Assuming we are having a team of 8 engineers and a feedback loop where locally testing is the fastest, that is, the ideal situation. Over the course of the year, the team adds new features but neglects to keep local verifiability fast. Therfore, they start deploying their changes to a staging environment for any verification. Compared to a year ago, an engineer now needs to spend 10 extra minutes per verification attempt. Say each engineer needs to do that 6 times per day. Let’s do the math:
$$ \begin{aligned} &= 8 \,\text{Engineers} \times 10 \,\frac{\text{Minutes}}{\text{Run}} \times 6 \,\frac{\text{Runs}}{\text{Engineer/Day}} \\ &= 480 \,\frac{\text{Minutes}}{\text{Day}} \\ &= 8 \,\frac{\text{Hours}}{\text{Day}} \\ &= 5 \,\frac{\text{Days}}{\text{Week}} \end{aligned} $$The absence of a fast feedback loop results in the team losing the capacity of a full time engineer. That team manages to get the work of 7 done with the capacity of 8. Usually not the “Buy 2 get 3” kind of deal you would like to have.
Cumulative Debt
One may make an argument against that, that if we were to constantly add time for keeping feedback loops fast, we end up with the same velocity. On the surface, that looks to be a zero-sum game.

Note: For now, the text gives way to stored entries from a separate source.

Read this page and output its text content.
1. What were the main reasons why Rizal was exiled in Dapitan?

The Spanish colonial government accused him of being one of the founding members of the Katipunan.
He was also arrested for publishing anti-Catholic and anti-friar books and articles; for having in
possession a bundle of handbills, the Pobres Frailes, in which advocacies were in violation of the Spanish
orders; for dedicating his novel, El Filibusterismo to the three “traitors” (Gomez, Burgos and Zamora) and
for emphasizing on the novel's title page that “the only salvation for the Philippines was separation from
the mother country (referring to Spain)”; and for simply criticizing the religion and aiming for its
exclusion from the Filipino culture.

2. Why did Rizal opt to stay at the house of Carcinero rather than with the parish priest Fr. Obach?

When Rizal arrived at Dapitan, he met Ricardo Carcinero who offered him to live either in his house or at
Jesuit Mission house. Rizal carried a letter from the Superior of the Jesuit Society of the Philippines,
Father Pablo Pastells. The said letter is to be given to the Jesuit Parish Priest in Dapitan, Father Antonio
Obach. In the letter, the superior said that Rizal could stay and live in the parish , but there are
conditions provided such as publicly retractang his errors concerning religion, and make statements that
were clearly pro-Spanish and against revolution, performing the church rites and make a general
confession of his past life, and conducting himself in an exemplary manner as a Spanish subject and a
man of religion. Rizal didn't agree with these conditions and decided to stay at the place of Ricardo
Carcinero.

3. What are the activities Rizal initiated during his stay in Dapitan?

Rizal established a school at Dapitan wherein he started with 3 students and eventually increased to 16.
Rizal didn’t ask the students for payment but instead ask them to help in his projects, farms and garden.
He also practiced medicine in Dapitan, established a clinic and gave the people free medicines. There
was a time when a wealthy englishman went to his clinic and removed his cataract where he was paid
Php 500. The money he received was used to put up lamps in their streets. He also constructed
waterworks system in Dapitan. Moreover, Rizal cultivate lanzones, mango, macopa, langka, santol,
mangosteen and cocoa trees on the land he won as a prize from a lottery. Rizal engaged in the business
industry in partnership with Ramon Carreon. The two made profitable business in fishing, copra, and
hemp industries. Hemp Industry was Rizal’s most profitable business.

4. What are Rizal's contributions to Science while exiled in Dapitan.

In practice, there is a turning point in which the constant effort put into keeping them fast will be overtaken by the slowdown of never addressing them in the first place. With new projects, this trend takes a long time before it sets in. However, once slow enough, it overtakes the linear growth, and from there on will be net-negative until resolved. Given time usually being accounted for feature delivery already, the time where this gets addressed might be far in the future.
Bottom Line
To finish this article, I’d like to suggest teams to invest more time into fast feedback loops. As an anecdote, I once joined a product where colleagues needed to deploy software to a staging environment, just to verify that their new GET endpoint, reading a record from a database and returning it, works as expected. After questioning this and being told “But it’s too hard, there are too many dependencies to do this locally”, I spent some time to build the local feedback loop, which was eventually adopted by the whole team. For the sake of numbers, the actual time it took to verify was ~20-30 minutes per attempt before the change made, whilst the local setup took precisely the compile time and issuing a request, so less than a minute.
If you find yourself in the situation where seemingly simple tasks like this vary a deployment, stop adding yet another feature and address local verifiability. It’s worth it.